而他的朋友唐子潇却在关心这些事情,这样——
确实不够看。
没有察觉到司倾宇心里的烦躁,唐子潇指了指旁边的露台:“我在这里等你们,你去把傅靳深叫出来。”
说着,唐子潇就率先走了出去,在这里面坐了这么久,他头都要晕了,他需要抽一根烟冷静冷静。
司倾宇最后还是去叫了傅靳深。
不想被众人围着,傅靳深顺势跟着司倾宇走了出去。
“你终于舍得出来了。”唐子潇吐了一口烟雾出来,“你昨晚是什么意思?”
不想接触这烟味,傅靳深知道夏初礼讨厌抽烟的男人,他身上也不想染上多余的烟味。
“如果你想问的是这些无聊的问题,我无可奉告。”傅靳深知道唐子潇不求上进,可是他这肤浅的样子,他并不想惯着他。“怎么无聊了?”唐子潇把烟头摁熄,不悦地走了过来,“现在你是看不上我们了是吧?晚晴为了让你看她一眼,屈尊去那种地方跳舞!你是怎么回应的?你就只知道谈正事
!”
“既然你谈正事!那你就给我从始至终都谈事!你为什么要在夏初礼出现的时候,过去找她!你到底还给不给晚晴台阶下了!”
傅靳深勾了勾唇角,他厌倦了这样无聊的质问。
“我没想到你是这样的人!当初晚晴就应该把你丢在里面!免得你现在一直让她伤心难过!你自己看看,她为了你,哭了多少次了!”
“子潇!别说了!”司倾宇冲过来叫住唐子潇,不让他继续这么口无遮拦。
归根结底,这是傅靳深和顾晚晴之间的事情,跟他们没有任何关系。
“我怎么不能说了?他不心疼晚晴,我不能心疼?”唐子潇甩开司倾宇,脸色黑得不行。
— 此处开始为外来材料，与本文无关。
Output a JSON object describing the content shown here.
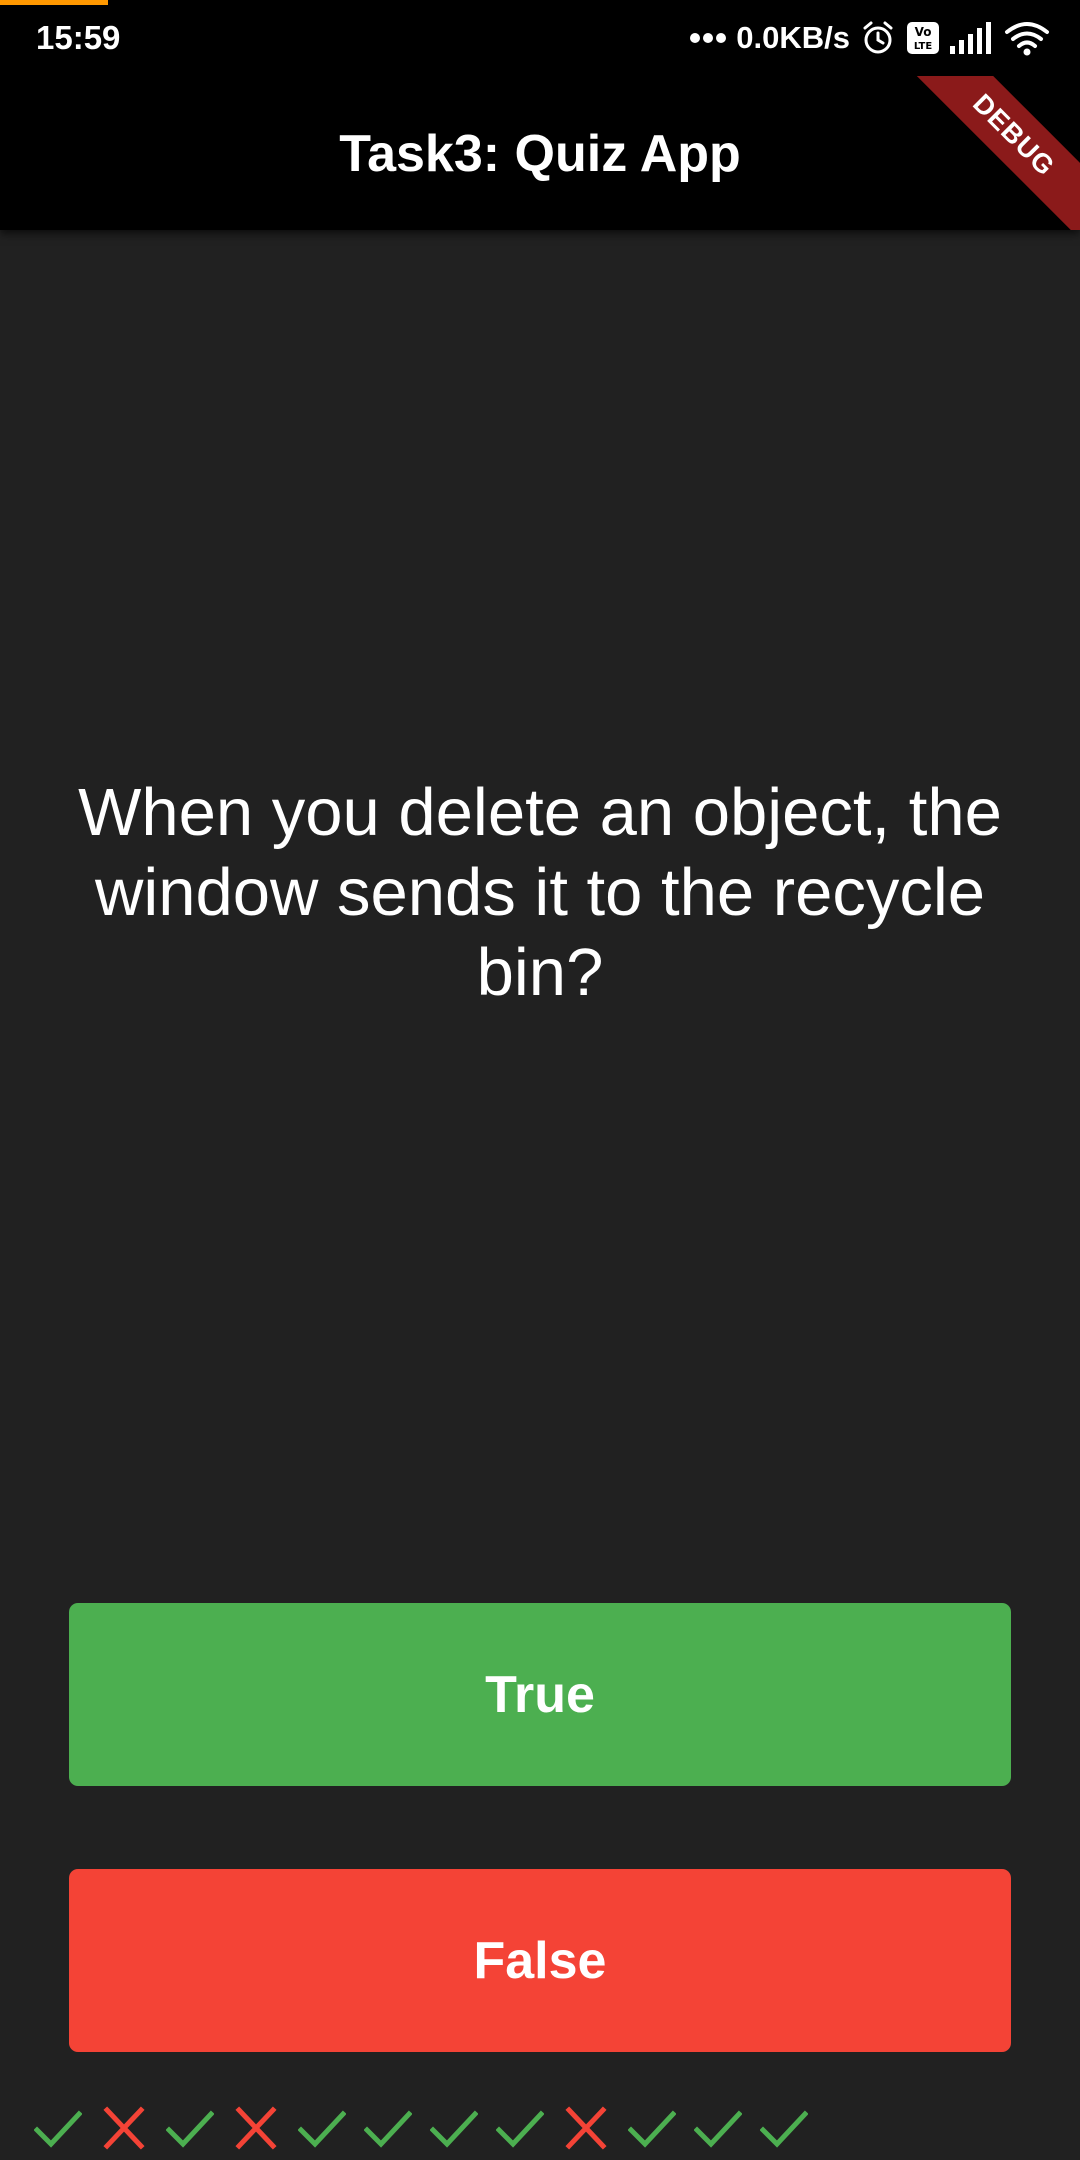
{
  "status_bar": {
    "time": "15:59",
    "network_speed": "0.0KB/s",
    "icons": [
      "more-dots-icon",
      "alarm-icon",
      "volte-icon",
      "signal-icon",
      "wifi-icon"
    ]
  },
  "app_bar": {
    "title": "Task3: Quiz App",
    "debug_banner": "DEBUG"
  },
  "question": {
    "text": "When you delete an object, the window sends it to the recycle bin?"
  },
  "buttons": {
    "true_label": "True",
    "false_label": "False"
  },
  "score_keeper": {
    "results": [
      "correct",
      "wrong",
      "correct",
      "wrong",
      "correct",
      "correct",
      "correct",
      "correct",
      "wrong",
      "correct",
      "correct",
      "correct"
    ]
  },
  "colors": {
    "background": "#212121",
    "app_bar": "#000000",
    "true_button": "#4caf50",
    "false_button": "#f44336",
    "check_icon": "#4caf50",
    "cross_icon": "#f44336",
    "debug_banner": "#8b1a1a",
    "status_progress": "#ff9800"
  }
}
唐子潇都说成这样了,傅靳深还是无动于衷,他忽然笑了笑,不怀好意道:“你昨晚睡了夏初礼吧,呵呵,这女人是不是抓着你不放,恨不得拼命诱惑你,她怕是只能用这
种下三滥的手段才留得住你了!”
唐子潇话里充满了讽刺,明明昨晚他还惊艳于夏初礼的妖冶,感叹她实在是一个妖物的,现在他翻脸不认人,仿佛他从来都对夏初礼不屑一顾!
都以为傅靳深不会回应这种话,谁知道男人却冷淡道:“抱歉,和你想象的完全相反,满意了?”
“什、什么……?”唐子潇和司倾宇简直不敢相信自己的耳朵。
“你、你是说夏初礼特别无趣?很枯燥吗?”唐子潇眼里写满了狐疑,毕竟他是亲眼见证了夏初礼那风情万种的模样。
这样带着致命魅力的女人,说她无趣?
唐子潇才不信。
“是,很无趣,你满意了吗?”傅靳深漆黑的眸子没有任何光亮,他就这样直直地看着唐子潇,给出了和他期待中相反的答案。
说完,也不管司倾宇和唐子潇是怎样惊讶的眼神,傅靳深转身回到了会场。
与其跟他们进行如此无聊的对话,他还不如跟其他人谈谈工作。
傅靳深都已经走远了,唐子潇这才察觉到哪里不对劲!
“草!他在说反话!一定是故意骗我的!”唐子潇气得要摔手机了。
司倾宇听得一愣一愣的:“子潇,你在说什么?刚才阿深说……”
“傻子才会被他骗了!你觉得可能吗?这男人今天状态这么好,像是夜生活不和谐的?我呸!居然还敢这样骗我们了!”
唐子潇不知道傅靳深这样用意何在!
傅靳深在会场里,也有注意到唐子潇的表情,见他怒气冲冲的样子,男人难得的陷入了沉思。
难道他刚才造成了反效果?
傅靳深的用意很简单,他不想让唐子潇再对夏初礼有那方面的念头,所以提前这样说,想让对方放弃!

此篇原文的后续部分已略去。